Selling Online: The Fundamentals

As more and more merchants consider turning to the internet to build additional ways to serve their customers, it is worth understanding a few of the often-overlooked basics that can make the difference between improving your existing business model and hampering it.

A common mistake is to set the website up as a separate branch, often at different prices and even different customers. This can create a ‘channel conflict’ between your website and your offline branch-based business, which then creates a whole host of problems down the line with conflicts over pricing, customer groups and products.

It is best to see the Internet as just another route to market (or channel). For example: when the telephone was an innovation, I doubt any builders’ merchants set up a ‘phone branch’ separately from their physical branches. Likewise, when fax machines were an innovation, they were not set up as ‘fax branches’. And when email was an innovation, it also got integrated into the usual business of the branch. A business website should be seen as no different.

The website as an extension of the branch

If the website is an extension of the branch, it needs to offer the same level of service, which means providing access to account information such as prices, invoices and statements and being able to transact and interact with the branch teams. It would be strange to telephone a branch and not be able to speak to the staff with whom the customers have a relationship, so, again, this must be put in place for web in the same way.

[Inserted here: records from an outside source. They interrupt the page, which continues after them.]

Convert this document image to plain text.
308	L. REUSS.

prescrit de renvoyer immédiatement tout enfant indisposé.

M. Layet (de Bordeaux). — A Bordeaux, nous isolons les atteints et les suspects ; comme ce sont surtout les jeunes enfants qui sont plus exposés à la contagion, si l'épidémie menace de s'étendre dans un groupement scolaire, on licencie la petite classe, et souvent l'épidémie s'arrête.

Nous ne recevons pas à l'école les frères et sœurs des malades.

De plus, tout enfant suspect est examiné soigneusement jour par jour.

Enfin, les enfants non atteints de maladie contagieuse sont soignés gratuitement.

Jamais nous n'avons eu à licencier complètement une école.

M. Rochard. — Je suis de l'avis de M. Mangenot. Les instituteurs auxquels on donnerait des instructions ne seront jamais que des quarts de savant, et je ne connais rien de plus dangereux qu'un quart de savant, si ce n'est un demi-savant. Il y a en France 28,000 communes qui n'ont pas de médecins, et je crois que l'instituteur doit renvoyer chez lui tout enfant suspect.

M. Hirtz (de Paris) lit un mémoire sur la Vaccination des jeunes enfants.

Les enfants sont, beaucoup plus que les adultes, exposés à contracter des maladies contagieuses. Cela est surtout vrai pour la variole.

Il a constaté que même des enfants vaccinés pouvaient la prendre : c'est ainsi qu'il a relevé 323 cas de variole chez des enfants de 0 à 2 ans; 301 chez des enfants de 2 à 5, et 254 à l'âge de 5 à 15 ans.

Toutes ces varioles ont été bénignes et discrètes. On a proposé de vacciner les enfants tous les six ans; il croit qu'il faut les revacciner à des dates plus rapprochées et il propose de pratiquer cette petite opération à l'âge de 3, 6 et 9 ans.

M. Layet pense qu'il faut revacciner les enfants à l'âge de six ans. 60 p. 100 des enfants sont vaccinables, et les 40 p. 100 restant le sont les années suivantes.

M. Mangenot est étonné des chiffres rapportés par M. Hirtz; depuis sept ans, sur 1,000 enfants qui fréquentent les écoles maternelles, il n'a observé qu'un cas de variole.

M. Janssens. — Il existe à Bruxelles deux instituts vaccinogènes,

Your customers know where you are

Your account customers who already trade with you and have done so for years do not need to use Google maps to find your branches, since they know where they are. It is for this reason that they also don’t need to search Google for your website address, which means that you don’t need to compete with the big retailers to be found there. The reality is that, if you extend your branch offering through a website, your customers will access it without much persuasion. Once you get the word out, via your staff and some branch posters etc. the rest of the customer base will follow in their own time. 

Website visitors can be fickle

If you attract people to your website who do not know your brand, they will have no affinity to it or your business, which makes them highly likely to leave.

Then they may not be able to find what they are looking for, get it delivered to their postcode, or get a competitive price (if they are not trade customers). If they have to return goods that might not be right for them, they can end up slating you on social media for good measure, so it’s better to focus on your existing customers who already know what you’re about.

Don’t make me think

Using the website should be as intuitive as possible, because people want to be able to cruise through a website effortlessly, almost without thinking. Every time you make them think, you wear them down and they will eventually abandon your website.

Despite some merchants thinking that websites can be bad for customer relationships and therefore bad for their businesses, the reality is that bad websites are bad for business and not trading online in general.